Early Life
Wycliffe was born in the village of Hipswell in the North Riding of Yorkshire, England in the mid-1320s. His family was long settled in Yorkshire. The family was quite large, covering considerable territory, principally centred around Wycliffe-on-Tees, about ten miles to the north of Hipswell.
Wycliffe received his early education close to his home. It is not known when he first came to Oxford, with which he was so closely connected until the end of his life, but he is known to have been at Oxford around 1345. He was influenced by Roger Bacon, Robert Grosseteste, Thomas Bradwardine, William of Occam, and Richard Fitzralph.
Wycliffe owed much to William of Occam's work and thought. He showed interest in natural science and mathematics, but applied himself to studying theology, ecclesiastical law, and philosophy. His opponents acknowledged the keenness of his dialectic, and his writings prove he was well grounded in Roman and English law, as well as in native history.
During this time there was conflict between the northern (Boreales) and southern (Australes) "nations" at Oxford. Wycliffe belonged to Boreales, in which the prevailing tendency was anticurial, while the other was curial. Not less sharp was the separation over Nominalism and Realism. He mastered most of the techniques.
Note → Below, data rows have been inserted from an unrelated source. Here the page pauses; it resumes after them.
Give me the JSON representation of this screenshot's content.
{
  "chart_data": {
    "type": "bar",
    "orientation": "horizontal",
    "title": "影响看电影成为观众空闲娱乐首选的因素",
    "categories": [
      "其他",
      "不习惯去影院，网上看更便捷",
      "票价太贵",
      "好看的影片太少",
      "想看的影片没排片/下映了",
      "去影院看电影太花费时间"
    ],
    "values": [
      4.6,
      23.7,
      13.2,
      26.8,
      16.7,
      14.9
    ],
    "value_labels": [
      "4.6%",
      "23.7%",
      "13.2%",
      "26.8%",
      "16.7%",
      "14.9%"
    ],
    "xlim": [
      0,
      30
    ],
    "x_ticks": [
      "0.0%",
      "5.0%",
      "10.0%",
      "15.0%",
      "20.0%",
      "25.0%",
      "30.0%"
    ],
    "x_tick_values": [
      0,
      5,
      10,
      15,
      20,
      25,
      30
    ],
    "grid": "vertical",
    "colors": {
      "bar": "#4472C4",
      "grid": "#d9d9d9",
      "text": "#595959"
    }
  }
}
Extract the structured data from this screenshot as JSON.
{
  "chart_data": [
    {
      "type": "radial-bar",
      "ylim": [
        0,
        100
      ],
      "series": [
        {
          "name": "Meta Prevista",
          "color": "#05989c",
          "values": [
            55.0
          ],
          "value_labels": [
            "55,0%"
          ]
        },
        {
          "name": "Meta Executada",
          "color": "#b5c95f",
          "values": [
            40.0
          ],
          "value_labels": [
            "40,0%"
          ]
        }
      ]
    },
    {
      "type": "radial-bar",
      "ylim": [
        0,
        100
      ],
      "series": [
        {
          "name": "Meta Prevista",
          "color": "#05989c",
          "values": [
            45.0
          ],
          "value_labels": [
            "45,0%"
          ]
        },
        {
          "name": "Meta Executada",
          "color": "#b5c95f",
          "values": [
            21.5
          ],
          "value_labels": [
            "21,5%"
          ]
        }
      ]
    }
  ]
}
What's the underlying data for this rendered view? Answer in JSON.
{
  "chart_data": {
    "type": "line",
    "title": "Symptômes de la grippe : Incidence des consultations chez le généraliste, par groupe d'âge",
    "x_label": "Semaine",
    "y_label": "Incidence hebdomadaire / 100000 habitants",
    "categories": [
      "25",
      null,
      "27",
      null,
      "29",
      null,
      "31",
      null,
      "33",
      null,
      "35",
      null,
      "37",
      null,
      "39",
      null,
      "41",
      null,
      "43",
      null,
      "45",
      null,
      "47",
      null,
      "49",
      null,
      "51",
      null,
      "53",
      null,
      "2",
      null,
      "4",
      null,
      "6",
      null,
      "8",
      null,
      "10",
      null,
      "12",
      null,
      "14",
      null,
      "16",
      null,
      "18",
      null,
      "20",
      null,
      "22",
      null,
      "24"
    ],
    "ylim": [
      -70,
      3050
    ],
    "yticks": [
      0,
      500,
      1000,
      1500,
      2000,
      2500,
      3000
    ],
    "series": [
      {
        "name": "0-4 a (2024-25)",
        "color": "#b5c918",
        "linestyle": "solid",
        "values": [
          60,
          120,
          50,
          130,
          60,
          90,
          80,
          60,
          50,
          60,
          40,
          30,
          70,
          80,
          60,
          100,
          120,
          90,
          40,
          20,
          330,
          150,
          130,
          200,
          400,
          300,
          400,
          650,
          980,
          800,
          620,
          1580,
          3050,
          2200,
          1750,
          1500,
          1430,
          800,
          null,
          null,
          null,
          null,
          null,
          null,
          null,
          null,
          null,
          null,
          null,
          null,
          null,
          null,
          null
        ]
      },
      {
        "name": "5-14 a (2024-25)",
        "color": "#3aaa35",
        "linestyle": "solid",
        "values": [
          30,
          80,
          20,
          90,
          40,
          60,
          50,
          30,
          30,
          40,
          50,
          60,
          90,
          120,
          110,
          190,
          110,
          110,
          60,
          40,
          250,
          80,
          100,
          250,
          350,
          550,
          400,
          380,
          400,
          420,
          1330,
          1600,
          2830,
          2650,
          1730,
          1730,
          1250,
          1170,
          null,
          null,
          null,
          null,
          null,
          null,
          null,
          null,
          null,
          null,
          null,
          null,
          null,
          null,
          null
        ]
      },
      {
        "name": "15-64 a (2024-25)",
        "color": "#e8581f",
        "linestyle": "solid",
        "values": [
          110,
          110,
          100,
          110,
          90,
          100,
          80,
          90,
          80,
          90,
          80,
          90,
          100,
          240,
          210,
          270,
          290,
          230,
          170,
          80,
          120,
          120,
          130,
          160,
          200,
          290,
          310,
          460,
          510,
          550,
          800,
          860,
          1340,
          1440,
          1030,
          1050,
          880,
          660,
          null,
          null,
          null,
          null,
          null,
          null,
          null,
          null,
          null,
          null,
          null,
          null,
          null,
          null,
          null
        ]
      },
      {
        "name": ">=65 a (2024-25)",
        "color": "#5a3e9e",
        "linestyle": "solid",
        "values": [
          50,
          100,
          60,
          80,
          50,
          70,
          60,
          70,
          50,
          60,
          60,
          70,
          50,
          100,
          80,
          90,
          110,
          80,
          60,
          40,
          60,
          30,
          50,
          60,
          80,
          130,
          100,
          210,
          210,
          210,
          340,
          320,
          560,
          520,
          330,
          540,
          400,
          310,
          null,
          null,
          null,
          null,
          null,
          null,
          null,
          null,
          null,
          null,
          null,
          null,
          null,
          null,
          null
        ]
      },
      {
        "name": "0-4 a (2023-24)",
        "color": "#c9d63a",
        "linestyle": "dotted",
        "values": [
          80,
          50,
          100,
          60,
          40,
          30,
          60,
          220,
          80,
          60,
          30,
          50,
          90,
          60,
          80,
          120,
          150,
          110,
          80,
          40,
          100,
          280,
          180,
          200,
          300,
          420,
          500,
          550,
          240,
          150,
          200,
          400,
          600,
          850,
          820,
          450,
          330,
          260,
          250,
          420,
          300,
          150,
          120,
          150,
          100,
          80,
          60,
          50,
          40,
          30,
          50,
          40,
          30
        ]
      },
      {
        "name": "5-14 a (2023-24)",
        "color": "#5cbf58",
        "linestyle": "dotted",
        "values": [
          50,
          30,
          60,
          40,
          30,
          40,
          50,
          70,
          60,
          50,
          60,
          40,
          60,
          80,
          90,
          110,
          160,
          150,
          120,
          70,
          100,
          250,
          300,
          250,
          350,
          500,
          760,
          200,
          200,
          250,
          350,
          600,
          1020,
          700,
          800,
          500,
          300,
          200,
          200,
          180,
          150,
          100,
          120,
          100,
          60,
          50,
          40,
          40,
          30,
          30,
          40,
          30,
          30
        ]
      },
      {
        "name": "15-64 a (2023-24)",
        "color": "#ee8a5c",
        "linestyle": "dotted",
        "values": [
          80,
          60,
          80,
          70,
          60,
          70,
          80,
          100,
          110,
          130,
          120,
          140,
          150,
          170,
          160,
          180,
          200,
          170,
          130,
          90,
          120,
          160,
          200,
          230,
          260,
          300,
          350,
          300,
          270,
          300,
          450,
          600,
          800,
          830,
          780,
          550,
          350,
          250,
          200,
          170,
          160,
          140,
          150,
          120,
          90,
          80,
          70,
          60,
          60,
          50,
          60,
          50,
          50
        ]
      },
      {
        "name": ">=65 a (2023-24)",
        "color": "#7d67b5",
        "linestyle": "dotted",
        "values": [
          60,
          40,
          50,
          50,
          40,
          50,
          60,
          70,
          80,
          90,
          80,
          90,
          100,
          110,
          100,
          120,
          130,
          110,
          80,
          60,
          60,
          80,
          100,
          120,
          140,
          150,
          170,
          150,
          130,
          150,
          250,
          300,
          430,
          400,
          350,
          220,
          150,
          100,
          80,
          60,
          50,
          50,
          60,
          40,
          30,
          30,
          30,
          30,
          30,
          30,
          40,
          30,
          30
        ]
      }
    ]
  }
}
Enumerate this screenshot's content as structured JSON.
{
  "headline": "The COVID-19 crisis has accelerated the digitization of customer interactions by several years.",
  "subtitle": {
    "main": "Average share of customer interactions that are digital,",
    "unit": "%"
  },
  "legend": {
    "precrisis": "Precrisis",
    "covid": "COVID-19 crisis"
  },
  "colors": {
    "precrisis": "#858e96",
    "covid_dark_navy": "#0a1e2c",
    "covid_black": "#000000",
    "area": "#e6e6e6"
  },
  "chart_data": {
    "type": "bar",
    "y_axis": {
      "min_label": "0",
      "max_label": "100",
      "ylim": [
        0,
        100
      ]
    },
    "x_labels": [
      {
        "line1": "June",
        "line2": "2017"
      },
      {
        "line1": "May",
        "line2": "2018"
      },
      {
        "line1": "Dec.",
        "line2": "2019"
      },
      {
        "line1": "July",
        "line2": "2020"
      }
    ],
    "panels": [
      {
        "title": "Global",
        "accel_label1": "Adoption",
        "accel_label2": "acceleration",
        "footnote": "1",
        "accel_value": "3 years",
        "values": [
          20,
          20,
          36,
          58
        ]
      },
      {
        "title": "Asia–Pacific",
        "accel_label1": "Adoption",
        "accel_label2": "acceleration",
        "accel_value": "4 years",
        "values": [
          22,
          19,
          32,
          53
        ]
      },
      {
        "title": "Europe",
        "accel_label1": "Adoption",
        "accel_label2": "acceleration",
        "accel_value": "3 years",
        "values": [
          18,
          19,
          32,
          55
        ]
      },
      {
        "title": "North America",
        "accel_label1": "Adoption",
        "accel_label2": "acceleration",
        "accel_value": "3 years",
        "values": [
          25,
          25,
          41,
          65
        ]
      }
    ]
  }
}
Wycliffe became deeply disillusioned both with Scholastic theology of his day and also with the state of the church, at least as represented by the clergy. In the final phase of his life in the years before his death in 1384 he increasingly argued for Scriptures as the authoritative centre of Christianity, that the claims of the papacy were unhistorical, that monasticism was irredeemably corrupt, and that the moral unworthiness of priests invalidated their office and sacraments.